All of my measurements were, by necessity, made on a projector with a limited time on the lamp (just over 30 hours) This was a different sample from the one Steven auditioned. After calibration, I measured a peak contrast (peak full-field white vs video black) of 1926 (15.41 foot-Lamberts peak white, 0.008fL video black) on my 78-inch-wide Stewart Studiotek 130 screen.

Overscan with the DVI input measured at or below 1% on all sides. As Steven noted and I confirmed, the projection lens was essentially free of chromatic aberration (viewed at the maximum throwing distance).

The green and blue color points, while not spot-on to the standard, were as near to accurate as we have measured on most DLP projectors. The reds, on the other hand, were quite deep, rich, and more extended than the standard. While not at all unpleasant or unnatural-looking, they weren't an accurate representation of the source material.

The color temperature measurements are shown in the chart. Changes to the color temperature made in the user Advanced Adjustment menu were global—they modified all three preset color temperature selections.

The before readings shown were taken with the color temperature set to 1. This setting was actually the closest to accurate out-of-the-box, but with an excess of green and a droop in color temperature at very low light levels.

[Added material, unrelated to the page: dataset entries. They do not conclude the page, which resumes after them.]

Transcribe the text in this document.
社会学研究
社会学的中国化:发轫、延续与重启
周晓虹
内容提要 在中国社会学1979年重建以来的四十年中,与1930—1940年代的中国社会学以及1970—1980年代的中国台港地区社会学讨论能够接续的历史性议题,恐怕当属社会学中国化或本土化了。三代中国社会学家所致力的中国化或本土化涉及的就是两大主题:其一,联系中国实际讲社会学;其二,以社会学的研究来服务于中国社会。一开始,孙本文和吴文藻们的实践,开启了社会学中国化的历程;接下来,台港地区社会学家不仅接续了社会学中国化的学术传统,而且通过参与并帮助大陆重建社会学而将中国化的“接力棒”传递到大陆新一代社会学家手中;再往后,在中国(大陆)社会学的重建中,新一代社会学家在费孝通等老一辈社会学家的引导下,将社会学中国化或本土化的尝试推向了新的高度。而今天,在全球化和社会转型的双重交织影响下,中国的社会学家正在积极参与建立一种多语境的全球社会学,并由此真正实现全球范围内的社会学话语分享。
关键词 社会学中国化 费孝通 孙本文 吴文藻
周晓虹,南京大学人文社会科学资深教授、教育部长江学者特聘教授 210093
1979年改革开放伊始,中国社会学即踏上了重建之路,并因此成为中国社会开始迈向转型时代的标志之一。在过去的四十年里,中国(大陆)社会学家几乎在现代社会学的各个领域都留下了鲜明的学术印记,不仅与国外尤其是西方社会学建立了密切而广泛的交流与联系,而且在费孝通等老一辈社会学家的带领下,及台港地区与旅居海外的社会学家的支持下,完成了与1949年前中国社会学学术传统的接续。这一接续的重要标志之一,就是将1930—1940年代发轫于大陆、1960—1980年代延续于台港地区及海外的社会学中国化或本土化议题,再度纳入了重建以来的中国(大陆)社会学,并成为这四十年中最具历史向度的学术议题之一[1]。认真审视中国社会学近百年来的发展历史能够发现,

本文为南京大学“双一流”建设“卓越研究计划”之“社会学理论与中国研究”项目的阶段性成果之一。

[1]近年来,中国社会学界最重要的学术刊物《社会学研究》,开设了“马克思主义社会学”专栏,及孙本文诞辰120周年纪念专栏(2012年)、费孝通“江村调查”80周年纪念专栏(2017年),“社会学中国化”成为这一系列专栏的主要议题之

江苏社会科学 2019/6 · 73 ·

However, even after calibration there was a subtle but noticeable red push at the dark end, giving flesh tones in dimmer scenes a slightly ruddy glow.

Comment: I agree with Steven's comments about the Optoma's in-normal-use performance. While the H79 can't quite match the best black levels, gray-scale tracking, and detail I've seen in a few considerably more expensive DLP projectors, it provides a consistently fine image.

If I have any complaints at this price level, they are picky ones. I'd like to see color and hue controls on the DVI input. They aren't strictly required, or even theoretically necessary, with DVI, but I've found them useful. Many other projectors provide them.

The manufacturer also went to a lot of effort to design the case to keep stray light from escaping, then installed several bright indicator lights on the outside!